Delain E, Barray M, Tapon-Bretaudiere J, Pochon F, Marynen P, Cassiman J J, Van den Berghe H, Van Leuven F
Laboratoire de Microscopie Cellulaire et Moléculaire, Institut Gustave-Roussy, Villejuif, France.
J Biol Chem. 1988 Feb 25;263(6):2981-9.
To study the three-dimensional organization of alpha 2-macroglobulin (alpha 2M) from human plasma, immunoelectron microscopy of negatively stained specimens was used. A panel of monoclonal antibodies (mAb) with specificities typical for the two major conformers of alpha 2M (native and protease-transformed) was explored. The mAb have been selected and were classified biochemically as specific for either native or transformed alpha 2M or as reactive with both conformers. Furthermore, among the mAb that were specific for the proteinase-transformed form of alpha 2M, those reacting with the 20-kDa receptor-binding domain were considered a fourth category. Immunoelectron microscopy with these 20-kDa receptor-binding domain-specific mAb yielded the most typical result: predominantly, individual H-like alpha 2M-chymotrypsin molecules were complexed with two IgG molecules, each one bound to the extremities of two arms of the H-like figure. The resulting planar complex has the appearance of a dumbbell. Since this was observed with eight different mAb of this specificity, the result is interpreted to mean that the 20-kDa receptor-binding domain is compact and constitutes the outermost domain at the extremes of the arms of the H-like transformed alpha 2M. The mAb which are specific for the transformed state of alpha 2M but which do not react with the 20-kDa receptor-binding domain, also bound at the arms of the H-like figure, but at nonterminal positions. Moreover, these mAb produced mostly linear, chain-like immune complexes of numerous H-like alpha 2M molecules cross-linked by the IgG. The large category of mAb that reacted with both conformers of alpha 2M (native and proteinase complex) were observed to make various types of immune complexes with intra- and intermolecular cross-linking by the IgG. The observations of reaction of these mAb with Cd2+-induced dimers (half-molecules of alpha 2M), either native or transformed, proved helpful and, for certain mAb, essential to understand the organization of the alpha 2M-IgG complexes. Combined, the observations allow us to propose new models for the three-dimensional organization of native and chymotrypsin-transformed dimeric and tetrameric human alpha 2M.

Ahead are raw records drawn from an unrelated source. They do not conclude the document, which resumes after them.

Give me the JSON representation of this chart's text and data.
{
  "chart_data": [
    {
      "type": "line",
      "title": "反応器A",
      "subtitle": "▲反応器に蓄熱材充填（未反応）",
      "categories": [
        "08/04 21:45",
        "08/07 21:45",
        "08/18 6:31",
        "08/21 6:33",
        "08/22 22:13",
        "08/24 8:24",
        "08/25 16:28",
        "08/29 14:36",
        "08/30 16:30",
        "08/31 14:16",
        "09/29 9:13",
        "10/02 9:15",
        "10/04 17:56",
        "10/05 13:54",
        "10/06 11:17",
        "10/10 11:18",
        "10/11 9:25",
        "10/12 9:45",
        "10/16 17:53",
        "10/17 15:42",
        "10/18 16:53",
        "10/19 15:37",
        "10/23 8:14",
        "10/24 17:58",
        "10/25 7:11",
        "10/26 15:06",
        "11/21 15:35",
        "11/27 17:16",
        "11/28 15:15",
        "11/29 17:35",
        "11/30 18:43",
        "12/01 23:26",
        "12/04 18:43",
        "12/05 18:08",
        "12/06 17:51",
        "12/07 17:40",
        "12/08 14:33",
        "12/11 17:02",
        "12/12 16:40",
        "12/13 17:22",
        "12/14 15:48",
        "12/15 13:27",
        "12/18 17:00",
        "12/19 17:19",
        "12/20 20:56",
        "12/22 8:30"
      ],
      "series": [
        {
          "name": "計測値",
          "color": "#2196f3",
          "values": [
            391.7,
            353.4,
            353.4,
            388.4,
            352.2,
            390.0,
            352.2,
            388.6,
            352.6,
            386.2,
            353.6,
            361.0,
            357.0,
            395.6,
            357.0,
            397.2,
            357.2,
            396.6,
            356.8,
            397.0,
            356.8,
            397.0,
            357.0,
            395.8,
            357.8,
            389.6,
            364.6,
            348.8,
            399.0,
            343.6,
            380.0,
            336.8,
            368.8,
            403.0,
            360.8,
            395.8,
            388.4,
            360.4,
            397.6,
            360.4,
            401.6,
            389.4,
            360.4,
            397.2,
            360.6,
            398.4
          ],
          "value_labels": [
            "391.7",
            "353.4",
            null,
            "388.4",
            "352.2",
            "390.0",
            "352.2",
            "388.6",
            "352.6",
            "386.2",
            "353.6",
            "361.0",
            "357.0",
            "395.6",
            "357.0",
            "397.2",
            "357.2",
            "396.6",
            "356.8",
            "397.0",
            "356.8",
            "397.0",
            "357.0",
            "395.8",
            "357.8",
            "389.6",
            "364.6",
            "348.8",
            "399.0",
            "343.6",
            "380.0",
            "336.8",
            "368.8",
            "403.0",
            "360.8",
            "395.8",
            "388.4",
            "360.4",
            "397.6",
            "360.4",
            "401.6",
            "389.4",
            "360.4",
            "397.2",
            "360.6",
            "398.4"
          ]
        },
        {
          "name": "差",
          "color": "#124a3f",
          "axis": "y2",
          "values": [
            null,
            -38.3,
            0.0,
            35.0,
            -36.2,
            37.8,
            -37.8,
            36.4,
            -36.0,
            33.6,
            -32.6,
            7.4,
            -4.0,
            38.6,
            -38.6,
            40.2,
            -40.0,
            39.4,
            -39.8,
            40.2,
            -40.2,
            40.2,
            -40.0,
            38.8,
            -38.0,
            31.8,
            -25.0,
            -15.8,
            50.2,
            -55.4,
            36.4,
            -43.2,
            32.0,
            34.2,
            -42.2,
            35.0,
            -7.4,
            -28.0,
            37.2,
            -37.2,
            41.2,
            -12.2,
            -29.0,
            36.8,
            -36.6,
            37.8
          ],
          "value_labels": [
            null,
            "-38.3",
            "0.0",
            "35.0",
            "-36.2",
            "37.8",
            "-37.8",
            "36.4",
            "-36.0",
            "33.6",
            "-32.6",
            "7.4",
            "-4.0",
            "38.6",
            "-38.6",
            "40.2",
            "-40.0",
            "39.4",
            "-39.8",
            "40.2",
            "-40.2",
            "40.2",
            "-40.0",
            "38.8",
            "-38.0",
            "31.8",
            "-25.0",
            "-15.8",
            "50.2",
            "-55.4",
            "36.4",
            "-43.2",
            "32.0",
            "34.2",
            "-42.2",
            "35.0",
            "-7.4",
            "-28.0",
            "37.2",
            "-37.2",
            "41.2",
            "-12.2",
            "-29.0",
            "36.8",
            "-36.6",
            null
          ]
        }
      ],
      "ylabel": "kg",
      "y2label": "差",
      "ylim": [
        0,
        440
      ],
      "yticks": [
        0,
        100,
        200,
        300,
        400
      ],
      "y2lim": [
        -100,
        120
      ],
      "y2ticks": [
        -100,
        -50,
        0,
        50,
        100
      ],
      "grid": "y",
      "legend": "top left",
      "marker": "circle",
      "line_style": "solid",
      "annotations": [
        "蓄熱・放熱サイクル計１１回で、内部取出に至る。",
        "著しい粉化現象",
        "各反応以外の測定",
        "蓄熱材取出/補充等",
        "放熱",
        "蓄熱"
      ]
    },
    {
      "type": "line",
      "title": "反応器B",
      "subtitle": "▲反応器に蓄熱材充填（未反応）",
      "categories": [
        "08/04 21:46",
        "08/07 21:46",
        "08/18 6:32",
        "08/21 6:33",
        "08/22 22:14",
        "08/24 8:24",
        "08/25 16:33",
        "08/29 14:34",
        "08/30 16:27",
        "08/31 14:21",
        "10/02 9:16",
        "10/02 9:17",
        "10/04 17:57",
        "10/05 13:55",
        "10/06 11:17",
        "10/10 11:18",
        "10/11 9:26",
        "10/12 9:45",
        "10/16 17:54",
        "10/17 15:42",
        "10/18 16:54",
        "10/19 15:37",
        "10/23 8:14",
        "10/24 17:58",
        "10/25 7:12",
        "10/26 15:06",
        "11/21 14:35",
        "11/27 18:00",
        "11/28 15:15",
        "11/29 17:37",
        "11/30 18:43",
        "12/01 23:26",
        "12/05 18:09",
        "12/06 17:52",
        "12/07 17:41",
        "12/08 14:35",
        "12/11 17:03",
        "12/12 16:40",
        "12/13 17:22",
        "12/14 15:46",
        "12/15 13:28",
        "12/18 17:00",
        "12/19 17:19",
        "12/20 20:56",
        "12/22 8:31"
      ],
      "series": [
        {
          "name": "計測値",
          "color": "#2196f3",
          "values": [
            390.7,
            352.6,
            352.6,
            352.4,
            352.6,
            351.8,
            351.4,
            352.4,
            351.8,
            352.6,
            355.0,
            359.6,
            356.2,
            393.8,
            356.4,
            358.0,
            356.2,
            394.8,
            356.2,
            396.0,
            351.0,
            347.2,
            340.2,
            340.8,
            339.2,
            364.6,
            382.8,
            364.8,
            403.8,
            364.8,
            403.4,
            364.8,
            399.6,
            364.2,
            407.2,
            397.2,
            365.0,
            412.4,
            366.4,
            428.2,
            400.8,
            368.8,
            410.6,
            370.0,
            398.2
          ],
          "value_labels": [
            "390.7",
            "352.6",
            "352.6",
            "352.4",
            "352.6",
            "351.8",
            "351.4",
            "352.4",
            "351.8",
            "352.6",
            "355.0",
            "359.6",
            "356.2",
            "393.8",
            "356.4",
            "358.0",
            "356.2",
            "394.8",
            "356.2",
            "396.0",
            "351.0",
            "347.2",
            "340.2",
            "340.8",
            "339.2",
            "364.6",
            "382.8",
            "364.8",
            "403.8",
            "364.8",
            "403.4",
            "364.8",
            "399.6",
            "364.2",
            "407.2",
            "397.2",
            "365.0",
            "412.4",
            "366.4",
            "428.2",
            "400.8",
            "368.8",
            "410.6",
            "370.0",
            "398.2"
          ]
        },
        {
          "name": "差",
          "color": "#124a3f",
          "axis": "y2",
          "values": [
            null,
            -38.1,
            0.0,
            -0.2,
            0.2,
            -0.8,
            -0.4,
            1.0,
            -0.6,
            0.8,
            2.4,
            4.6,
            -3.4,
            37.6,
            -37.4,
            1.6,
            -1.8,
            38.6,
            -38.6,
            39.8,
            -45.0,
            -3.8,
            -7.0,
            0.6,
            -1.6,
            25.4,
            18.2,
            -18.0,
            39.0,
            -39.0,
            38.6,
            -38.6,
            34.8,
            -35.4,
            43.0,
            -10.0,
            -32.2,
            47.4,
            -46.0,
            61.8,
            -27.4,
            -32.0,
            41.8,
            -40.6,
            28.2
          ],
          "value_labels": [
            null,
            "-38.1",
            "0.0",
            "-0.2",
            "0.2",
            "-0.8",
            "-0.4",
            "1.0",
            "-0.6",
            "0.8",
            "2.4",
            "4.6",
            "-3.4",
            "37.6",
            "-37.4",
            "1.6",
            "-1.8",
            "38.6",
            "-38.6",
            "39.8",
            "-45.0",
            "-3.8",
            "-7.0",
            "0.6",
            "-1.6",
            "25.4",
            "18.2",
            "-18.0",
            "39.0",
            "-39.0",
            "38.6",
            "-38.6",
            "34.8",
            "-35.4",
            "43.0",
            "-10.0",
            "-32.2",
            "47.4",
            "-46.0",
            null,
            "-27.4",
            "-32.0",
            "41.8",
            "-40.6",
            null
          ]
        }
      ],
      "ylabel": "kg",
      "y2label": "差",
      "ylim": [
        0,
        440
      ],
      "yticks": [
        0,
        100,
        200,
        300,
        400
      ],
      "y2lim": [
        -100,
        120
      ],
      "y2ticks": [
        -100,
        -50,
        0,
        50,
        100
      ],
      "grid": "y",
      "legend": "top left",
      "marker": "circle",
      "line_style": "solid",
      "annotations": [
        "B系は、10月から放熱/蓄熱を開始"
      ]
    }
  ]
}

为研究人血浆中α2-巨球蛋白(α2M)的三维结构,我们采用了对负染标本进行免疫电子显微镜观察的方法。我们研究了一组单克隆抗体(mAb),这些抗体对α2M的两种主要构象(天然型和蛋白酶转化型)具有典型的特异性。这些单克隆抗体已被筛选出来,并根据生化特性分为对天然型或转化型α2M具有特异性,或与两种构象都有反应的类型。此外,在对蛋白酶转化型α2M具有特异性的单克隆抗体中,那些与20 kDa受体结合结构域反应的抗体被归为第四类。用这些针对20 kDa受体结合结构域的单克隆抗体进行免疫电子显微镜观察,得到了最典型的结果:主要是单个H型α2M-胰凝乳蛋白酶分子与两个IgG分子结合,每个IgG分子结合在H型结构两个臂的末端。形成的平面复合物呈哑铃状。由于用八种具有这种特异性的不同单克隆抗体都观察到了这种情况,因此该结果被解释为意味着20 kDa受体结合结构域是紧密的,并且构成了H型转化α2M臂末端的最外层结构域。对α2M转化状态具有特异性但不与20 kDa受体结合结构域反应的单克隆抗体,也结合在H型结构的臂上,但在非末端位置。此外,这些单克隆抗体大多产生由IgG交联的众多H型α2M分子组成的线性链状免疫复合物。观察到与α2M的两种构象(天然型和蛋白酶复合物)都有反应的一大类单克隆抗体,通过IgG形成了具有分子内和分子间交联的各种类型的免疫复合物。观察这些单克隆抗体与Cd2 +诱导的二聚体(α2M的半分子)(无论是天然型还是转化型)的反应,被证明是有帮助的,并且对于某些单克隆抗体来说,对于理解α2M-IgG复合物的结构至关重要。综合这些观察结果,我们能够提出天然型和胰凝乳蛋白酶转化型二聚体和四聚体人α2M三维结构的新模型。